Oleg Roschin

Born in 1976 in St. Petersburg, Russia, Oleg immigrated to Israel in 1988, where he studied at the Jerusalem Music Academy. In 1992, he won the First Prize at the International Competition for Young Pianists in Ettlingen, Germany. He was subsequently invited to a series of piano recitals in Germany in Austria, and eventually went to study at the University of Arts in Berlin. There, he studied by the renowned pianists Hans Leygraf and Pascal Devoyon. During his study years, he won the Third Prize at the International Arthur Schnabel Piano Competition in Berlin, was a semi-finalist at the International Long-Thibauld Piano Competition in Paris in 1998, and won the Second Prize at the International Chamber Music Competition in Thessaloniki, Greece, in 1999.

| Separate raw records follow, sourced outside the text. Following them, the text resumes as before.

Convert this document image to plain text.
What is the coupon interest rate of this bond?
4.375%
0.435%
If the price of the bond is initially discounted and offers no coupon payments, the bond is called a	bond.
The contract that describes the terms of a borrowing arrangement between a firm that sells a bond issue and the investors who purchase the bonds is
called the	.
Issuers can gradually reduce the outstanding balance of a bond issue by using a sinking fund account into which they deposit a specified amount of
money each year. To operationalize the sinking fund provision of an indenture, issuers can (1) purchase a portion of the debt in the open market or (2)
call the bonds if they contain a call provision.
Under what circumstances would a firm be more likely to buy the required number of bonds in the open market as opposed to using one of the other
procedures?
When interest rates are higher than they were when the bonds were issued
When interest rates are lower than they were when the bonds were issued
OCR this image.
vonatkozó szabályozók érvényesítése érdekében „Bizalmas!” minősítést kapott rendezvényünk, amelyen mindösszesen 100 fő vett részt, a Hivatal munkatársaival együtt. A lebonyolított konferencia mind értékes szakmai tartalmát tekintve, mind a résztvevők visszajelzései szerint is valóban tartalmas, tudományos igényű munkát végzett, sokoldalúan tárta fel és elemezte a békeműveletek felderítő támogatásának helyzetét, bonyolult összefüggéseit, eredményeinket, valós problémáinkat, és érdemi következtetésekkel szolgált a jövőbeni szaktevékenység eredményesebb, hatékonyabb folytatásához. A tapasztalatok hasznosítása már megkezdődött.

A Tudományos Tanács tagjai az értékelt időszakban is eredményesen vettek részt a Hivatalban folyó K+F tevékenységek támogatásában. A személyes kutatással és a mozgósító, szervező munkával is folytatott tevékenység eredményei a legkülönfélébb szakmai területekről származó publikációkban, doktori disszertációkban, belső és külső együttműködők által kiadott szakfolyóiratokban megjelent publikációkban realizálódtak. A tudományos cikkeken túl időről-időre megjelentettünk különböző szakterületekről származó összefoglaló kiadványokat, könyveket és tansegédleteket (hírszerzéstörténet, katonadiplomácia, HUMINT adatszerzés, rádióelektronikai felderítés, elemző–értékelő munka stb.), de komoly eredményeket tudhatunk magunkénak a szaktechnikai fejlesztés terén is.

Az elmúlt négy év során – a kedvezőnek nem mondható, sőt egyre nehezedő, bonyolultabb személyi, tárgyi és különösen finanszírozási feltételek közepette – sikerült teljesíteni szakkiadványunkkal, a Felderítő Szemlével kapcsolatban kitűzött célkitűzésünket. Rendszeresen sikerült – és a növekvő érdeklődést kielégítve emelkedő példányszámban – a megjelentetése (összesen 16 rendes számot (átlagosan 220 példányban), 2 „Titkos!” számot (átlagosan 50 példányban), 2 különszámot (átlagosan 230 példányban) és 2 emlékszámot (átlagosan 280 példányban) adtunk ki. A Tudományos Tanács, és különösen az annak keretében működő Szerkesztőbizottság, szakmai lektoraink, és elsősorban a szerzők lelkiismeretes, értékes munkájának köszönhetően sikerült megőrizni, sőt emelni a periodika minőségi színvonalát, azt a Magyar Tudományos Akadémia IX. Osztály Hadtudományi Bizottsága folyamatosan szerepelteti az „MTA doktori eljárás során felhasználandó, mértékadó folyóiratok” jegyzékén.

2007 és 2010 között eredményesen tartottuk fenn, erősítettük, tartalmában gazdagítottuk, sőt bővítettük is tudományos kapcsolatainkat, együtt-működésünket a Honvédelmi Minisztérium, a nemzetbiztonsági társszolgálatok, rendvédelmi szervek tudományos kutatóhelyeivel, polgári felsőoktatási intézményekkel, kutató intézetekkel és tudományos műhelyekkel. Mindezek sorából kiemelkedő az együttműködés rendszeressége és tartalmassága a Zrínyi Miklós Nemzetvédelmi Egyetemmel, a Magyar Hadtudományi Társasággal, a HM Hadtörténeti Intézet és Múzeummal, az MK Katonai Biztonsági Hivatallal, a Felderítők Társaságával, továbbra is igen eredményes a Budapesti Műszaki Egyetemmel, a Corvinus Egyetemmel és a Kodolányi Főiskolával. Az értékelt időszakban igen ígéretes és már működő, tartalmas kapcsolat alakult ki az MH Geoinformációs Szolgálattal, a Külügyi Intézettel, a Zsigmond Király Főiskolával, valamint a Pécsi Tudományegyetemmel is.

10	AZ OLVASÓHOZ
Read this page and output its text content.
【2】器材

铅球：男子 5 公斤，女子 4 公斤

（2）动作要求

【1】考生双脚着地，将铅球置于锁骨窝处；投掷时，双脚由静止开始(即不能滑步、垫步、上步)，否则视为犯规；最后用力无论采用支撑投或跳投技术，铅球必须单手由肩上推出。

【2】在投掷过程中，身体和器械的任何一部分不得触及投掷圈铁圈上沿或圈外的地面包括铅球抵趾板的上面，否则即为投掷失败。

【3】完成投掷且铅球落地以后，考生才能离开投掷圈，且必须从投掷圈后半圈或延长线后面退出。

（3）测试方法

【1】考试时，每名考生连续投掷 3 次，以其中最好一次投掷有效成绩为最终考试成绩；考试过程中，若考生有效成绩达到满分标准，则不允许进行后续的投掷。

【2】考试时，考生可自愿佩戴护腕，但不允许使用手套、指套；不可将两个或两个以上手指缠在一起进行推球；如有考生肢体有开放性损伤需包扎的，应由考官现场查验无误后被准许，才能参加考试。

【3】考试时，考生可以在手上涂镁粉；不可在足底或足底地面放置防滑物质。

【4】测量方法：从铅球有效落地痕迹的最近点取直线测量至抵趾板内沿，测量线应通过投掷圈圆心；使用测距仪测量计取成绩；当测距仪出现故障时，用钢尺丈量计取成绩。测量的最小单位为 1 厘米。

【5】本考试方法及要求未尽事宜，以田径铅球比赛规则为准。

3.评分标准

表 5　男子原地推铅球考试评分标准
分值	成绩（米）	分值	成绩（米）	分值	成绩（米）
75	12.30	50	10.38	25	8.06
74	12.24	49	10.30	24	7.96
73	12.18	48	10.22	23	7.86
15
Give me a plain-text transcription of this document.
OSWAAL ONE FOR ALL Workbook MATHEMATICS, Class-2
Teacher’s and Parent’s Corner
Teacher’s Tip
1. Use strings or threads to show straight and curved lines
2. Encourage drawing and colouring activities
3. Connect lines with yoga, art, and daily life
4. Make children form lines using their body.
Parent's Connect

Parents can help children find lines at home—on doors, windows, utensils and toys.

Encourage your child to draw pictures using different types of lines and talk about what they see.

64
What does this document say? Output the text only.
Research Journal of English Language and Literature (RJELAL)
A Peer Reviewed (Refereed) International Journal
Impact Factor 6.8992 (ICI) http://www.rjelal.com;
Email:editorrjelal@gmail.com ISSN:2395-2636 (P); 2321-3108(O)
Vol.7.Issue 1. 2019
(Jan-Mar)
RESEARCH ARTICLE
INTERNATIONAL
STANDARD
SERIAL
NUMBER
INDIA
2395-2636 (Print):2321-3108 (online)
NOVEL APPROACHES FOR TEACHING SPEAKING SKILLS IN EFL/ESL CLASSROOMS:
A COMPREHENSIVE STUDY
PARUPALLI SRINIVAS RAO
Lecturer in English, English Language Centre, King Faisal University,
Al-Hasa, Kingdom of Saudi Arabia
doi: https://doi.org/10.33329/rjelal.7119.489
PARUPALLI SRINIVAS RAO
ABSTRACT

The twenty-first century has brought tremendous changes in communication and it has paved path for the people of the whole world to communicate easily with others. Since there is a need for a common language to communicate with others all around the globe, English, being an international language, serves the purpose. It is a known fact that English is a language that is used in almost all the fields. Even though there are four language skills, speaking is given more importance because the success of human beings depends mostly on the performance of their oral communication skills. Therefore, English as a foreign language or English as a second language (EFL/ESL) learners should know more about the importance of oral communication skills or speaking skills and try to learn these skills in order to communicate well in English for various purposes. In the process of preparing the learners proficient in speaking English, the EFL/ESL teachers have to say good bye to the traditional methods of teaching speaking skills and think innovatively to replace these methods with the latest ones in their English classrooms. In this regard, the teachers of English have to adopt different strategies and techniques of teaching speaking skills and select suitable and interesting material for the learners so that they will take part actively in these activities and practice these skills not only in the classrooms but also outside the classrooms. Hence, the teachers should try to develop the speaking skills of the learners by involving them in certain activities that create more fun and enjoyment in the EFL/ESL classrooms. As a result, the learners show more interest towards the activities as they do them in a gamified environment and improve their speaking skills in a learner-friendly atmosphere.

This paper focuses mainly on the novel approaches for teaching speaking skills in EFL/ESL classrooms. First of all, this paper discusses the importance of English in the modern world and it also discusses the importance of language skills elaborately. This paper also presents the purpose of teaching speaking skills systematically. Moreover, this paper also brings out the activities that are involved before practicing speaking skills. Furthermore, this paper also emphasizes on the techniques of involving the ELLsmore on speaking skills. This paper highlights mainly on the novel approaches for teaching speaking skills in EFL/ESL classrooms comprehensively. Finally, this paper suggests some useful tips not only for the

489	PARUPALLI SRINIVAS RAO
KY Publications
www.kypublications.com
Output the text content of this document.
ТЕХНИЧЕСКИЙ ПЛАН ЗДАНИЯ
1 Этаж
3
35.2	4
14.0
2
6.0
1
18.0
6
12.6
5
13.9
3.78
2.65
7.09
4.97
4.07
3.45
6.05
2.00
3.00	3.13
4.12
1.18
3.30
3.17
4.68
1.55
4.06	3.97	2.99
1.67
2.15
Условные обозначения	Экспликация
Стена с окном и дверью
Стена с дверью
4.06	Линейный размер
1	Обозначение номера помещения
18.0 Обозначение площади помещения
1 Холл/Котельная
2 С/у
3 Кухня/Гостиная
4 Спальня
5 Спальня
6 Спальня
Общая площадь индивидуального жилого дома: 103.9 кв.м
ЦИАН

During the next five years, Oleg was active as a member of the Hackesches Hof Theater in Berlin, and the Mark Aizikovich Ensemble, Europe’s most successful group of Jewish folk musicians. During the folk music period of his career, Oleg has performed in New York, Moscow, the Ukraine, and many cities in Germany. He also continued to work as a classical pianist, and in 2002 and 2003 recorded two CDs with modern piano pieces written by the German composer Andreas Schmidt-Kaminsky. During that period, Oleg became interested in jazz. From 2003 to 2005, he studied by the well-known jazz pianist Wolfgang Koehler, the pupil of the jazz legend Barry Harris.

After Oleg moved to Shanghai in 2005, he quickly established himself as one of the leading jazz pianists in China. Oleg performs virtually every night at various local venues, including the most famous jazz clubs in Shanghai and China, the JZ Club, House of Blues and Jazz, and others. For five years straight, his band, the Illusion Trio, has been an inseparable part of the JZ Club program and the Chinese jazz scene. Since 2007, Oleg has been teaching jazz piano at the Shanghai Conservatory of Music. He has also been active as a classical pianist. His versatile performances have earned him the nickname “The Prince of Piano”.